De Raad is van oordeel dat de gedingstukken geen grondslag bieden voor het standpunt van appellant dat het verzekeringsgeneeskundig onderzoek ondeugdelijk is. Evenmin heeft de Raad uit de voorhanden zijnde gegevens kunnen afleiden dat het Uwv de belastbaarheid van appellant onjuist heeft beoordeeld. De Raad overweegt hiertoe dat de verzekeringsarts de gedingstukken heeft bestudeerd en appellant heeft gezien en gesproken. Uit de Functionele Mogelijkheden Lijst (FML) blijkt dat er met de vastgestelde beperkingen van appellant rekening is gehouden. Tevens heeft de bezwaarverzekeringsarts de FML aangescherpt door een urenbeperking van 20 uur per week, verdeeld over 5 dagen, vast te stellen.
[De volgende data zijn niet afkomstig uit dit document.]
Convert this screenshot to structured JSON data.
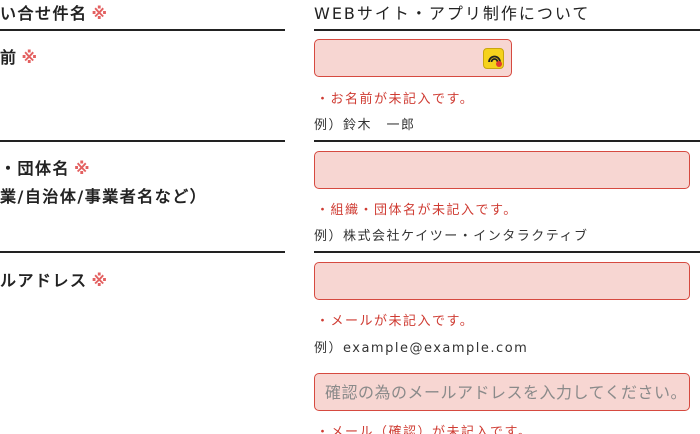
{
  "rows": {
    "subject": {
      "label": "い合せ件名",
      "required_mark": "※",
      "value": "WEBサイト・アプリ制作について"
    },
    "name": {
      "label": "前",
      "required_mark": "※",
      "error": "・お名前が未記入です。",
      "example": "例）鈴木　一郎",
      "value": ""
    },
    "organization": {
      "label": "・団体名",
      "required_mark": "※",
      "sublabel": "業/自治体/事業者名など）",
      "error": "・組織・団体名が未記入です。",
      "example": "例）株式会社ケイツー・インタラクティブ",
      "value": ""
    },
    "email": {
      "label": "ルアドレス",
      "required_mark": "※",
      "error": "・メールが未記入です。",
      "example": "例）example@example.com",
      "value": "",
      "confirm_placeholder": "確認の為のメールアドレスを入力してください。",
      "confirm_value": "",
      "confirm_error": "・メール（確認）が未記入です。"
    }
  },
  "icons": {
    "autofill": "autofill-extension-icon"
  },
  "colors": {
    "error_text": "#cf3b32",
    "field_bg": "#f7d6d2",
    "field_border": "#d64a40",
    "required_mark": "#e36060"
  }
}
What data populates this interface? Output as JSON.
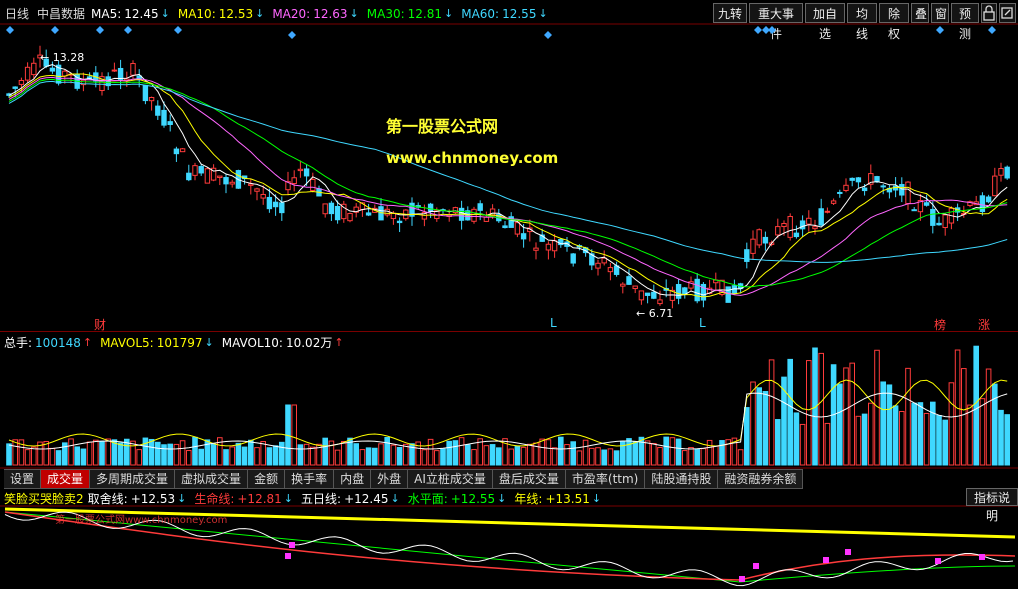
{
  "header": {
    "period": "日线",
    "stock": "中昌数据",
    "ma": [
      {
        "label": "MA5:",
        "value": "12.45",
        "arrow": "↓",
        "color": "#ffffff"
      },
      {
        "label": "MA10:",
        "value": "12.53",
        "arrow": "↓",
        "color": "#ffff00"
      },
      {
        "label": "MA20:",
        "value": "12.63",
        "arrow": "↓",
        "color": "#ff66ff"
      },
      {
        "label": "MA30:",
        "value": "12.81",
        "arrow": "↓",
        "color": "#00ff00"
      },
      {
        "label": "MA60:",
        "value": "12.55",
        "arrow": "↓",
        "color": "#3fd8ff"
      }
    ]
  },
  "toolbar": {
    "jiuzhuan": "九转",
    "major_events": "重大事件",
    "add_watch": "加自选",
    "ma_line": "均线",
    "ex_right": "除权",
    "overlay": "叠",
    "window": "窗",
    "forecast": "预测"
  },
  "chart": {
    "high_label": "13.28",
    "low_label": "6.71",
    "markers": [
      "财",
      "L",
      "L",
      "榜",
      "涨"
    ]
  },
  "watermark": {
    "name": "第一股票公式网",
    "url": "www.chnmoney.com",
    "small": "第一股票公式网www.chnmoney.com"
  },
  "volume": {
    "total_label": "总手:",
    "total_value": "100148",
    "total_arrow": "↑",
    "mavol5_label": "MAVOL5:",
    "mavol5_value": "101797",
    "mavol5_arrow": "↓",
    "mavol10_label": "MAVOL10:",
    "mavol10_value": "10.02万",
    "mavol10_arrow": "↑"
  },
  "tabs": {
    "settings": "设置",
    "items": [
      "成交量",
      "多周期成交量",
      "虚拟成交量",
      "金额",
      "换手率",
      "内盘",
      "外盘",
      "AI立桩成交量",
      "盘后成交量",
      "市盈率(ttm)",
      "陆股通持股",
      "融资融券余额"
    ]
  },
  "indicator": {
    "name": "笑脸买哭脸卖2",
    "items": [
      {
        "label": "取舍线:",
        "value": "+12.53",
        "arrow": "↓",
        "color": "#ffffff"
      },
      {
        "label": "生命线:",
        "value": "+12.81",
        "arrow": "↓",
        "color": "#ff3b3b"
      },
      {
        "label": "五日线:",
        "value": "+12.45",
        "arrow": "↓",
        "color": "#ffffff"
      },
      {
        "label": "水平面:",
        "value": "+12.55",
        "arrow": "↓",
        "color": "#00ff00"
      },
      {
        "label": "年线:",
        "value": "+13.51",
        "arrow": "↓",
        "color": "#ffff00"
      }
    ],
    "help_button": "指标说明"
  }
}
In het schrijven van Mulder acht de Raad evenmin aanknopingspunten gelegen voor het standpunt van appellant dat hij op de in geding zijnde datum niet tot het verrichten van arbeid in staat was. Mulder heeft weliswaar geschreven dat het hem niet reƫel lijkt om van iemand met appellants leeftijd en met een dergelijke voorgeschiedenis te verwachten dat hij na zeven jaar weer kan deelnemen aan het arbeidsproces, maar de internist verliest bij deze stelling de criteria van de WAO uit het oog. Bovendien heeft het schrijven van Mulder geen betrekking op de hier in geding zijnde datum.
Voorts is de Raad van oordeel dat aan appellant voldoende functies met voldoende arbeidsplaatsen zijn voorgehouden die vallen binnen de vastgestelde belastbaarheid van appellant en die de conclusie rechtvaardigen dat de mate van zijn arbeidsongeschiktheid terecht is vastgesteld op 55-65%. Het Uwv heeft met de rapportage van de bezwaararbeidsdeskundige van 9 maart 2005 nogmaals en wederom voldoende gemotiveerd dat appellant in staat moet worden geacht de werkzaamheden verbonden aan de geselecteerde functies te verrichten.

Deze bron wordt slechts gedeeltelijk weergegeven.